The course is a 7-week senior seminar that provides an intensive opportunity for the students to reflect on issues and trends in healthcare relating to social justice and oppression. It is designed to be an intimate one, usually with 12 or fewer students. The students do reflective journaling and their assignments are reflective of their class discussions, readings and videos.
“Our students come to the course wanting to know how to interact with patients, but they don’t expect that from their first class we will be looking at cultural differences through a social justice lens,” says Bradley.
Prior to any of their course readings, the students share in a journal what they think about culture and identity. At the end of the course, they have a chance to consider how their understanding may have changed.
Sherry Perlmutter Bowen, PhD, who co-teaches the course with Bradley is an associate professor of communication. She directs the University-wide IGR program, offered through the Office of Diversity, Equity, and Inclusion and Department of Communication.
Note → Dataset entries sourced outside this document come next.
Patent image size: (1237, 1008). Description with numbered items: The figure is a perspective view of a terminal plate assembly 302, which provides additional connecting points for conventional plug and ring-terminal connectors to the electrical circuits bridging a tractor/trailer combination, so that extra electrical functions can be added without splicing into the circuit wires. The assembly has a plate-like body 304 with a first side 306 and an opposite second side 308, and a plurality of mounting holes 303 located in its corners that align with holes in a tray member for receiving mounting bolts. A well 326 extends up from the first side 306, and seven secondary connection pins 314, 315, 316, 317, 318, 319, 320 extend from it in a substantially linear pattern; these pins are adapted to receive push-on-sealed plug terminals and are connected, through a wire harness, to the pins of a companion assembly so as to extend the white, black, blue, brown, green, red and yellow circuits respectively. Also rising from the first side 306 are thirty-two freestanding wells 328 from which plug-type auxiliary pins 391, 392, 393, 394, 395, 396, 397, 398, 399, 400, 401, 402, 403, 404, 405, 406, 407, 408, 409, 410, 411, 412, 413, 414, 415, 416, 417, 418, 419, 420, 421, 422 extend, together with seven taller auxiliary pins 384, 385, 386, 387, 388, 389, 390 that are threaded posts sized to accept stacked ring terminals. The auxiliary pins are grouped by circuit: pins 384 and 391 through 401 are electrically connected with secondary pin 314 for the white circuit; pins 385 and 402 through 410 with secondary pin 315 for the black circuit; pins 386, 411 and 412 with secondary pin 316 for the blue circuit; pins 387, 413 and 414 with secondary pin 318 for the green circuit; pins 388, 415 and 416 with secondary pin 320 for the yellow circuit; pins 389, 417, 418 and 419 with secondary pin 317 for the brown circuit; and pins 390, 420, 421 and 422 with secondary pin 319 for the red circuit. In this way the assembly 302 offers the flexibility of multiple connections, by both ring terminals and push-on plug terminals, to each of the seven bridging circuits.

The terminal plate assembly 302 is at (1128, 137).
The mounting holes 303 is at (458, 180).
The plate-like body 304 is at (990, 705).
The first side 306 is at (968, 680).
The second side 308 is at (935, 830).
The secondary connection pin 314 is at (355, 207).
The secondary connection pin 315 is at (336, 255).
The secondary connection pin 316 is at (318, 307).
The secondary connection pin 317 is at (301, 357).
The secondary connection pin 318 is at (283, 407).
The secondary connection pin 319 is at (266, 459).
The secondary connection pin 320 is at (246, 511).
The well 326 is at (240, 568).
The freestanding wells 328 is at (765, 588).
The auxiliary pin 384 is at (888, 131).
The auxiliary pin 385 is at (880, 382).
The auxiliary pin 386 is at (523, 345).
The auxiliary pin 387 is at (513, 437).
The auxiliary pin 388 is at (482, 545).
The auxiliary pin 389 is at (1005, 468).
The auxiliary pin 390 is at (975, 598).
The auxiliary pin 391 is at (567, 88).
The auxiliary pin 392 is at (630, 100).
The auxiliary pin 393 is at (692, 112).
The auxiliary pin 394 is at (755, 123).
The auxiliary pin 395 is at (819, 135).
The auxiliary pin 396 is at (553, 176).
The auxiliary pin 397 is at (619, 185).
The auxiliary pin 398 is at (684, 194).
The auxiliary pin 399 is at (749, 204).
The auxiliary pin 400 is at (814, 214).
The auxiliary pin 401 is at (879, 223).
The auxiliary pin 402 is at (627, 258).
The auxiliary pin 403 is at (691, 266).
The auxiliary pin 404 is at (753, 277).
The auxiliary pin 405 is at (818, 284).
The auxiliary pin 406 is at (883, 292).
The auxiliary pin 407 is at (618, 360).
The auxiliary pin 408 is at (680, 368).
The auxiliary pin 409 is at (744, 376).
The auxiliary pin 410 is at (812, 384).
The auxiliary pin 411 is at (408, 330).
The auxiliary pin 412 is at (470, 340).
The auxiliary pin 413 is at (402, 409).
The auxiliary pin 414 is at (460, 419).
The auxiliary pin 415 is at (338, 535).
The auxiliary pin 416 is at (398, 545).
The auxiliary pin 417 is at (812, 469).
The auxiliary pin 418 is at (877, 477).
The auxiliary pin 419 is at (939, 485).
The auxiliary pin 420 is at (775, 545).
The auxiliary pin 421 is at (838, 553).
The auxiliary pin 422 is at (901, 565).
In the classroom, the desks are arranged in a circle so the group can have intimate conversations about their thoughts, feelings and behaviors. The classes reflect different social, economic, racial and ethnic groups. The set-up of the room supports the dialogue process and team atmosphere the faculty are trying to encourage.
“What we’re doing is teaching professional nursing values. Our goal is to help students learn advocacy and learn how to implement change,” says Bradley.
Senior Anna Allocco took the Cross Cultural Communication in Health Care seminar because of an interest in healthcare stemming from a medical issue she had when she was young. She describes a class activity and discussion about how each student has seen, experienced or engaged in discrimination or power privilege. “It got very personal, and it makes you really look at yourself and reflect on your thoughts, attitudes and behaviors and how they might influence your interaction with patients.”
The discussions were often about marginalization, privilege, power and social justice. “We had the ability to guide our own conversation, and if the entire group of students thought one way and one person thought differently, that was okay,” said Allocco.
There is a rule that nothing said in the classroom leaves the room, which encourages students to share and learn about each other’s experiences. “It really hits home when one of your fellow classmates, whom you’ve known for three years, shares something that’s happened to them,” says Allocco.
As part of the course, the nursing students discuss situations they see in the hospitals regarding who on a staff has more power, and how people get power in society.
“We’ve become used to these different norms, so that’s often the way people think things are going to be,” Allocco says. “For example, people often view male doctors as a more knowledgeable person to talk to, or they view an older nurse as one with more power than a younger nurse.”
The students realized that many of these issues are rooted in society and that they can be the ones to break away from the mold, identify the fact that this is going on and acknowledge that it can be discussed.
“If you realize something is going on, you have the power to ask people if they’ve thought about it in a different way,” she says.